The first approach works brilliantly for applications requiring a standardised way of working, such as a call centre. It’s a brilliant way of reducing the cost of training and support – everyone gets the same training. It ensures everyone follows the same way of working, and therefore it is easy to figure out support issues. This is great for a low-skill workforce in a repetitive job.

The second approach allows skilled professionals the flexibility to work in their own style. This is important because it means that the software serves the individual and supports their methods. They stay in their comfort zone and that reduces stress and thus reduces mistakes. In truth, this also reduces training, though not that training directly related to the software. If you have a dentist trained in Romania and another trained in Reading, then they’re going to do things slightly differently. You need a system that manages those differences, not one that prevents them.
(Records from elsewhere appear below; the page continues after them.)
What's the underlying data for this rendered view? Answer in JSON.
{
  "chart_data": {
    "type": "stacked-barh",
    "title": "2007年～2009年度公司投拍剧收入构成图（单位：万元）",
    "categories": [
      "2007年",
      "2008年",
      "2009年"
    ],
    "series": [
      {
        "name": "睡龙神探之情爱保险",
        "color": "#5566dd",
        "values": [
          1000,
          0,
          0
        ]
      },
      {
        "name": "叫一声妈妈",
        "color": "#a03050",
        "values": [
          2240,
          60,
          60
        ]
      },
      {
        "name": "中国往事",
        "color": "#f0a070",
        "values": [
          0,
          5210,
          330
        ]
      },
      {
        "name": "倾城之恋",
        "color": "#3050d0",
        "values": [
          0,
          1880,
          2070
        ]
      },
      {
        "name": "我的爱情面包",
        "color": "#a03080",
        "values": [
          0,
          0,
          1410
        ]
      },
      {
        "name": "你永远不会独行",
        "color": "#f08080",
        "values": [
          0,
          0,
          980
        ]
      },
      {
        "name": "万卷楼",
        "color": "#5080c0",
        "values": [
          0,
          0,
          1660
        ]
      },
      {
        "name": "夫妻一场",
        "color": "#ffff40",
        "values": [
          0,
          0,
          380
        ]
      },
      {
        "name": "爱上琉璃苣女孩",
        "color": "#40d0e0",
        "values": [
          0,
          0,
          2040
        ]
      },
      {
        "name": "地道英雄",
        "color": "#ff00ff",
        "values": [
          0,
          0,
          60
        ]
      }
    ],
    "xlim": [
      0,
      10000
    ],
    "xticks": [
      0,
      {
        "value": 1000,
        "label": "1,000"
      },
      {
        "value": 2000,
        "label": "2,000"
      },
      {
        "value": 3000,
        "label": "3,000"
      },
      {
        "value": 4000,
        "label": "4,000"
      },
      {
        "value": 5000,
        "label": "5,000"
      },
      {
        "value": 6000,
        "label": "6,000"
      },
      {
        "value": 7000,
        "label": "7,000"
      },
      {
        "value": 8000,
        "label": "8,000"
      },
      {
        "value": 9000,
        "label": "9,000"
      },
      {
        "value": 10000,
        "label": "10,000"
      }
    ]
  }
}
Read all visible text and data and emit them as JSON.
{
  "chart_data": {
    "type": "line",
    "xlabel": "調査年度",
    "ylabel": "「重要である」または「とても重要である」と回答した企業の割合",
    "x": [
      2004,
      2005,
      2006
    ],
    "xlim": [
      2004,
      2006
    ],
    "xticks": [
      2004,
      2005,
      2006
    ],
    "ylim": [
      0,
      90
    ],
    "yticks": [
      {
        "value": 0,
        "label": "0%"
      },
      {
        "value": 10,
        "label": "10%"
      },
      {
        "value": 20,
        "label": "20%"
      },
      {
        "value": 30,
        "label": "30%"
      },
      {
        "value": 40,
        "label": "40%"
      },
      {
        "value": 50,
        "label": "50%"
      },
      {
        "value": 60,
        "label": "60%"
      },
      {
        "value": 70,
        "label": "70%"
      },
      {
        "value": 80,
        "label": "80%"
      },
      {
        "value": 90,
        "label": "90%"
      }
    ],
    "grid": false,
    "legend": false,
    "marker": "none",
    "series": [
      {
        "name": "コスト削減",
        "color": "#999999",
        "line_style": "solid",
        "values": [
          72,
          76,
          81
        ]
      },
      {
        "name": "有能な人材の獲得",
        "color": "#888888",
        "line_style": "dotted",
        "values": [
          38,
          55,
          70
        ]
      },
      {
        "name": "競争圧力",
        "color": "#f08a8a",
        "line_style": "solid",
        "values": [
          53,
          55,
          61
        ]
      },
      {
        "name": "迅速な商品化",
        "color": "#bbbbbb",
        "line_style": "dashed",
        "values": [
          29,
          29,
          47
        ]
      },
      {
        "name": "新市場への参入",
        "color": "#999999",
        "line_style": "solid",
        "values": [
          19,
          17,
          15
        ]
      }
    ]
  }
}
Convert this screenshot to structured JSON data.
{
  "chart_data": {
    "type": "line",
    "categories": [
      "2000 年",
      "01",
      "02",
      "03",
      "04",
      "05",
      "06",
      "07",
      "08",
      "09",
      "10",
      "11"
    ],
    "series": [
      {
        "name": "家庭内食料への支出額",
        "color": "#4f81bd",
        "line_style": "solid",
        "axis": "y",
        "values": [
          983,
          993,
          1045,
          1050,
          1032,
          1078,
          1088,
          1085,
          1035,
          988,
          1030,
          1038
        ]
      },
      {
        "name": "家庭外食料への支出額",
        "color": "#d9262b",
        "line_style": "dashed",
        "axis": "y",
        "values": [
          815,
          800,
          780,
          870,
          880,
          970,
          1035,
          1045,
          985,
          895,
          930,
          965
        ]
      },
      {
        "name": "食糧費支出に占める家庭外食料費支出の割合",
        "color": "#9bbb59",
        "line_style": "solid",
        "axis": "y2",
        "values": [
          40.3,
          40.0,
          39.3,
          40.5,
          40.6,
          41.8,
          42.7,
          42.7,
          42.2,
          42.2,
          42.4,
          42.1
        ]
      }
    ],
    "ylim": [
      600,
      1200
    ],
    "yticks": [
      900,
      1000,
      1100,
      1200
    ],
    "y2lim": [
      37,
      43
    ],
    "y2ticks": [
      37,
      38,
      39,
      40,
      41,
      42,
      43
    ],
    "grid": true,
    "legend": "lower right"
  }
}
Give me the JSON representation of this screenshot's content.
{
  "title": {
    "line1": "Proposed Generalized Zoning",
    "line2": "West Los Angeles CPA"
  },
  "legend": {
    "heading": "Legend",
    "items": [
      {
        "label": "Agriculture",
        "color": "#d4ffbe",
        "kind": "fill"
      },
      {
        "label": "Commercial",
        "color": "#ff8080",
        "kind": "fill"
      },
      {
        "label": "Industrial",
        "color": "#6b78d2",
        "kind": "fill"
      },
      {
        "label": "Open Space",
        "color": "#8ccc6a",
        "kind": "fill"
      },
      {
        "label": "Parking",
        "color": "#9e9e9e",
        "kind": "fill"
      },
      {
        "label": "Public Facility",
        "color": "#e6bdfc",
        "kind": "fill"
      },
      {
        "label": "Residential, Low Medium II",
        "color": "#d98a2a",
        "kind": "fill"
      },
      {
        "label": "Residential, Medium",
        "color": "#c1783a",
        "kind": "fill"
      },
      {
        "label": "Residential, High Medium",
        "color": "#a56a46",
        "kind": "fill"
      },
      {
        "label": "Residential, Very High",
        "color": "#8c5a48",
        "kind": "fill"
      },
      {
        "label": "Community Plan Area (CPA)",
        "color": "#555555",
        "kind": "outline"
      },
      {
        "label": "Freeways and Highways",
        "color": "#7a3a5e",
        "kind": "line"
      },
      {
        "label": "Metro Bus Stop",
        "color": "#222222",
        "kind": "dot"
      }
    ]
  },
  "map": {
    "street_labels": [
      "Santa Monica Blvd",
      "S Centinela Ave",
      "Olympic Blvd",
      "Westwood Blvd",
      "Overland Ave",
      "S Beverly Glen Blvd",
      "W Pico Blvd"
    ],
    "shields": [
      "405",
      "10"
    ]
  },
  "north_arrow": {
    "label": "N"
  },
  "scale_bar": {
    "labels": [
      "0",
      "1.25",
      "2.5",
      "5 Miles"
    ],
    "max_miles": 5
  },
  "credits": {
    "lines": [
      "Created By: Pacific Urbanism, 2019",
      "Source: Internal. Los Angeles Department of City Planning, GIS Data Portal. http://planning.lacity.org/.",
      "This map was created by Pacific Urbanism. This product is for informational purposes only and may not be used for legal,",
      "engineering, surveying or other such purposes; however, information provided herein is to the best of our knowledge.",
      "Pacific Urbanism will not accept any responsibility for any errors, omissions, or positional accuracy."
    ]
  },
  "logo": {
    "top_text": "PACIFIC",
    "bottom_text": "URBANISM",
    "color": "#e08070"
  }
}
We believe that most of the functions of a practice management system should follow that second approach. Pearl is therefore highly configurable to meet the needs of the practice. And wherever possible it’s also flexible enough for key functions to be used the way the individual dentist (or nurse) wants to use it.

So what is the best way to report UDAs?

Actually, it’s the way that works for that individual dentist. If the routine is to send the claim as soon as it’s closed then do it that way. If you want to do it at the end of the week, that’s fine too. So long as it’s completed within the NHS reporting period, who cares? Certainly not us, and that’s why Pearl supports every way of reporting a dentist can imagine whilst ensuring regulatory and procedural compliance in the background.